Relatives of the deceased can learn about the death of their loved one via social media, something that is indeed devastating.
Observably, the comments that are often shared online regarding national issues, athletes, musicians, footballers and politicians are in most cases very distasteful, the shorthand used is often barbed and obscene.
If Citizenship Education is taught in our schools, chances are that Zimbabweans can interact with a sense of positive reciprocity, norms of civility and respect.
It is important to appreciate that human connection, whether digital or physical should remain respectful.
Citizenship Education has the potential of helping Zimbabweans to rally behind their flag.
Rallying around a country’s flag comes with a realisation that no one is bigger than the country and that citizens are diverse in their perspective of issues.
It means diversity can be harnessed to the greater good of the country.
Citizenship Education can be the glue that can help cement how people interact in different spaces in Zimbabwe with respect to doing business (industry and commerce), religion and politics.

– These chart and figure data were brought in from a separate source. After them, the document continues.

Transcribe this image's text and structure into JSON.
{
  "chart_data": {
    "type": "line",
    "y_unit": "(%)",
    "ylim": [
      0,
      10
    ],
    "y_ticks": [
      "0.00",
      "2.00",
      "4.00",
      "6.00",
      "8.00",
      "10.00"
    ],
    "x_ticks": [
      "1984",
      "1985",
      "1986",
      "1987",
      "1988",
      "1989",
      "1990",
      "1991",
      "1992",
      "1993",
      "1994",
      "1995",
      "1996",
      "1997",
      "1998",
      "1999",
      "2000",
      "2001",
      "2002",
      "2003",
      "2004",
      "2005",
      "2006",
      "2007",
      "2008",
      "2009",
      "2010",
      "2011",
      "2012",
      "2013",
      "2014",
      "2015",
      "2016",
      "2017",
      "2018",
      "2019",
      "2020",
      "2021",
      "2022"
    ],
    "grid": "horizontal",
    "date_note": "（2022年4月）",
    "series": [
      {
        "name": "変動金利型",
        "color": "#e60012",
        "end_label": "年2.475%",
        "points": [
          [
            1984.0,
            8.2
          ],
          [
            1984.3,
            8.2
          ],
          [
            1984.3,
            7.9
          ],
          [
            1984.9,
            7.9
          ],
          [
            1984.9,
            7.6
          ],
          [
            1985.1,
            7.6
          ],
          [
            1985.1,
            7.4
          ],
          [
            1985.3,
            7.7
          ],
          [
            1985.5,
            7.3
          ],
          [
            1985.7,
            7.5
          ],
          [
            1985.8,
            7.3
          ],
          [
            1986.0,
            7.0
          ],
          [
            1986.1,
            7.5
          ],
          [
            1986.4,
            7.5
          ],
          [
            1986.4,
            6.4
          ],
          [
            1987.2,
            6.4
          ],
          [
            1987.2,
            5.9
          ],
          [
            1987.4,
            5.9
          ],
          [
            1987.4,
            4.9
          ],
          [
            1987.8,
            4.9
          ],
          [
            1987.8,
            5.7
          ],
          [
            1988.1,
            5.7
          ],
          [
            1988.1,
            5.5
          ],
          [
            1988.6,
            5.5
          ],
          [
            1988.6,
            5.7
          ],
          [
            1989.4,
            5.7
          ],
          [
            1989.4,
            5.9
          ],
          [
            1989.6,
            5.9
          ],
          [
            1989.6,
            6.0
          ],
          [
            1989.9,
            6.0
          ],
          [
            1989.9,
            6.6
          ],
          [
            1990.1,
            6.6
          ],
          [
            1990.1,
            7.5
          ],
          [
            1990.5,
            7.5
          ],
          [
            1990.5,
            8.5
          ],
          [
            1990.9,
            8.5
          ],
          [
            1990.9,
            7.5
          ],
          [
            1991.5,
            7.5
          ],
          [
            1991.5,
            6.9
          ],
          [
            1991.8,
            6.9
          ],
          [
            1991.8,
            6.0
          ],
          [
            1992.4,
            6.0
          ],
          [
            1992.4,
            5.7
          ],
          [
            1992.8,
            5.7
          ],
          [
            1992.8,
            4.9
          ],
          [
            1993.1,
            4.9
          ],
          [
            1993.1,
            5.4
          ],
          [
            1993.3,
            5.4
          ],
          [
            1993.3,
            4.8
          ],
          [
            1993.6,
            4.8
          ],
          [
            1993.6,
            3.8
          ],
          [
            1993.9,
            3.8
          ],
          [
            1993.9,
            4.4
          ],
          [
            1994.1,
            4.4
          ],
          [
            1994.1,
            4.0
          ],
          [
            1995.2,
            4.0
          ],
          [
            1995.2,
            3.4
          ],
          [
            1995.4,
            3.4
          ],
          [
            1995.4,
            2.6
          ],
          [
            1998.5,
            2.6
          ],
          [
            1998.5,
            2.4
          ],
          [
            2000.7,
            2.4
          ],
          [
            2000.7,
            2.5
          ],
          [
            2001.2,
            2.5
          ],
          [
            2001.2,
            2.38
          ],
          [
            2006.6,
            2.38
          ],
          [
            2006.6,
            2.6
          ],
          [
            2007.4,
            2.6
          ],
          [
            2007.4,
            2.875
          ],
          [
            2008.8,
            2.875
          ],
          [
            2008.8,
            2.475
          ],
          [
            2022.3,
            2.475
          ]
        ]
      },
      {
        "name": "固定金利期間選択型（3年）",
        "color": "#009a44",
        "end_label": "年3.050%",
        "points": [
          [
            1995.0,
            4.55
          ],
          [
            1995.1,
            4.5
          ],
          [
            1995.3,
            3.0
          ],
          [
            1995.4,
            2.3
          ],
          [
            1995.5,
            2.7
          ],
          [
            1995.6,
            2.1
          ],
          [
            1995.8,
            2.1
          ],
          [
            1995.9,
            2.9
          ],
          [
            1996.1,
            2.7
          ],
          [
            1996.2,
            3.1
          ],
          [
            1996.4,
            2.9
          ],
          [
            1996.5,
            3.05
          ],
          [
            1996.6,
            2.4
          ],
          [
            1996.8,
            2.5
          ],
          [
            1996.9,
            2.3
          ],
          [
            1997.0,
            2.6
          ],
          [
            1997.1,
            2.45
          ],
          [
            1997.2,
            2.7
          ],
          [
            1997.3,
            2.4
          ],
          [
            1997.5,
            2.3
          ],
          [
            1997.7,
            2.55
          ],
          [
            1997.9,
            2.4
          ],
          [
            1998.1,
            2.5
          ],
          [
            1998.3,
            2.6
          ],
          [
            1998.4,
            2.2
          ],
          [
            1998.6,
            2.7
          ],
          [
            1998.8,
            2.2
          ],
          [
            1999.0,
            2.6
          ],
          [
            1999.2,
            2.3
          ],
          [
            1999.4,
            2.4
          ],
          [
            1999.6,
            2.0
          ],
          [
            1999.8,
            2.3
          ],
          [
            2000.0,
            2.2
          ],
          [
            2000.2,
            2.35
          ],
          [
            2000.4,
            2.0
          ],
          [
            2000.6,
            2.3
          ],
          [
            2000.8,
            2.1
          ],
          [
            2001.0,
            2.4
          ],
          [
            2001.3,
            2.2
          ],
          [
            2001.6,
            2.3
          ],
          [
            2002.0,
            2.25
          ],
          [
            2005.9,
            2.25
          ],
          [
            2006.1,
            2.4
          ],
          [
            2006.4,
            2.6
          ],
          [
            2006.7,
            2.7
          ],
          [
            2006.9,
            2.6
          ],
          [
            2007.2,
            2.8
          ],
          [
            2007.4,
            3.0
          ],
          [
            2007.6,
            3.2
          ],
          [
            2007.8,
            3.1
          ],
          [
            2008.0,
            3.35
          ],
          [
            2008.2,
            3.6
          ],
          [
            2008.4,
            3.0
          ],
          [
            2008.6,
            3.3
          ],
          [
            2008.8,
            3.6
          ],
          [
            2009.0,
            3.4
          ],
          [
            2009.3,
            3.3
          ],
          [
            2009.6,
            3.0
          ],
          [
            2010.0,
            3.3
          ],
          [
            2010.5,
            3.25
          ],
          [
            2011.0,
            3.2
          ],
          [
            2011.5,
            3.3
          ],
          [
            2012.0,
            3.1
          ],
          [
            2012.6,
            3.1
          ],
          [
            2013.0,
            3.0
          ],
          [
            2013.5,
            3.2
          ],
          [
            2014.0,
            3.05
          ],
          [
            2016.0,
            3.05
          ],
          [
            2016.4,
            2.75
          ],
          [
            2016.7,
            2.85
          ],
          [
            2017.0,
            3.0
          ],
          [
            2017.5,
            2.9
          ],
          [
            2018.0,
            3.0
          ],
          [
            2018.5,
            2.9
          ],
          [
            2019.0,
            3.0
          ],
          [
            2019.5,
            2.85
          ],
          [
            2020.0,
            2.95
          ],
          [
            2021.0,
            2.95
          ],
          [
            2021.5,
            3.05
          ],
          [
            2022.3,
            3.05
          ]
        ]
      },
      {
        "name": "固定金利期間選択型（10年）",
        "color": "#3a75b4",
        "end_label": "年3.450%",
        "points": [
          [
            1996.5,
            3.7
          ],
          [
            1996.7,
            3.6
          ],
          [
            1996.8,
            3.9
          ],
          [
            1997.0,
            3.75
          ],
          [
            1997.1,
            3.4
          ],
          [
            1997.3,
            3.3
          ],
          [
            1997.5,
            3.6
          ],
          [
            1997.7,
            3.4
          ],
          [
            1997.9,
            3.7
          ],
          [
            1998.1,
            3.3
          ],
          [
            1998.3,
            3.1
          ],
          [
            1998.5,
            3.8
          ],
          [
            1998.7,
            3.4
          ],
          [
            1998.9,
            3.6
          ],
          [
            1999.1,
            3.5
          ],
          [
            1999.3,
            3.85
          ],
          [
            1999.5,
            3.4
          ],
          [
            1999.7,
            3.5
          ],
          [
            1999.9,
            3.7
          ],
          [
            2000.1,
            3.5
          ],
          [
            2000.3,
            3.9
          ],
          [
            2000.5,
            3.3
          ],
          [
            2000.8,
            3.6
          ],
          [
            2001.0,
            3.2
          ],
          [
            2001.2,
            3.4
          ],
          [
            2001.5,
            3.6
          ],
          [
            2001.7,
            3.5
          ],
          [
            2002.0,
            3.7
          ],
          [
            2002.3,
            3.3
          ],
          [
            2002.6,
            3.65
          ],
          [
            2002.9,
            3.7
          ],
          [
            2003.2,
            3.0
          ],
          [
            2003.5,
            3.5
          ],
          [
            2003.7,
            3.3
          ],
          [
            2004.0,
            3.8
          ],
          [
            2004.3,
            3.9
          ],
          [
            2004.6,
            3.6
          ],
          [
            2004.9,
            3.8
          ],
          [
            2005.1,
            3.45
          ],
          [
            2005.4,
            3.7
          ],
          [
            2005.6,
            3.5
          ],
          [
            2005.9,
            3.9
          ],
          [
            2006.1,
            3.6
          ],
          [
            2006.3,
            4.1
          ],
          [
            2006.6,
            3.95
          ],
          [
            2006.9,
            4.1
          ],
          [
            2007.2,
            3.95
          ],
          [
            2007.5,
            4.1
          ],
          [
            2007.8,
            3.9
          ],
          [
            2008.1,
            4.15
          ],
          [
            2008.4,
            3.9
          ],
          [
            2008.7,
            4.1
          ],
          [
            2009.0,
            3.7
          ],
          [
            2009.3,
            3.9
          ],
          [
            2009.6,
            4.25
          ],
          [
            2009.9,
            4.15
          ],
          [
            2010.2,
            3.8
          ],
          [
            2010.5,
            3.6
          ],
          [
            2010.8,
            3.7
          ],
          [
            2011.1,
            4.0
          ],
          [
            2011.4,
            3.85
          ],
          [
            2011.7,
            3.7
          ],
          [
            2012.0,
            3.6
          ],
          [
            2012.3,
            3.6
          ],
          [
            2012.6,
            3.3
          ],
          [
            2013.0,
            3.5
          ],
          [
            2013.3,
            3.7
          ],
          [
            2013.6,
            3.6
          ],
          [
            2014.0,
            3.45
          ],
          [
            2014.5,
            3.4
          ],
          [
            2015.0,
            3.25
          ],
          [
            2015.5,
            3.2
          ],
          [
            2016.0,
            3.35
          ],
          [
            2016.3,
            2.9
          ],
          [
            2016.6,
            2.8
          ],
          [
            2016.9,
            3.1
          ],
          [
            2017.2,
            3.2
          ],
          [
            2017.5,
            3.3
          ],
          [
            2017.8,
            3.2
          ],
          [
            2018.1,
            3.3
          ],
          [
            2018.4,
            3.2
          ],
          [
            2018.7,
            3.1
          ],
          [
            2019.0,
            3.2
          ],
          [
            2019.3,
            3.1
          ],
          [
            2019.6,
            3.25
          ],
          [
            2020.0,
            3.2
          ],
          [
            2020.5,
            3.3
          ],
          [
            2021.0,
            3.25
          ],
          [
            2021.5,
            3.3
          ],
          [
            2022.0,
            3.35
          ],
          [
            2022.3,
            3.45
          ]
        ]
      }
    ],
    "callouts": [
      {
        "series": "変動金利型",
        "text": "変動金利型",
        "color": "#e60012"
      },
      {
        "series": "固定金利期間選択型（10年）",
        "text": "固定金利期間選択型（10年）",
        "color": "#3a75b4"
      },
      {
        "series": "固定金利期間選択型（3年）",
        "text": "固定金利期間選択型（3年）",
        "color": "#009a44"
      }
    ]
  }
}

Citizenship Education can potentially reduce political polarisation in Zimbabwe by helping citizens to appreciate that political persuasion is a matter of choice that ought to be respected.
It is indeed important that the recommendation by the Nziramasanga Report for Citizenship Education should be considered seriously by curriculum developers in Zimbabwe.
The country needs a collective voice when it comes to addressing political, social and economic issues, and this voice should be informed first and foremost by integrity, public and digital diplomacy.
In the absence of digital and public diplomacy, we destroy our own country through reckless and irresponsible utterances via social media.
Citizenship Education should be pitched in our schools to create a country that thrives on the moral economy, without the moral economy or the communal self, we are bound to interact with one another with suspicion, vertical and horizontal trust deficit. It is critical that schools should empower students not just with intellectual skills but also with the social and emotional intelligence that should help them to respect others as human beings.
Citizenship Education should be the pillar upon which schools are anchored because without it, our country is bound to produce citizens who are not sensitive to the feelings of others.
Aribino Nicholas writes in his personal capacity.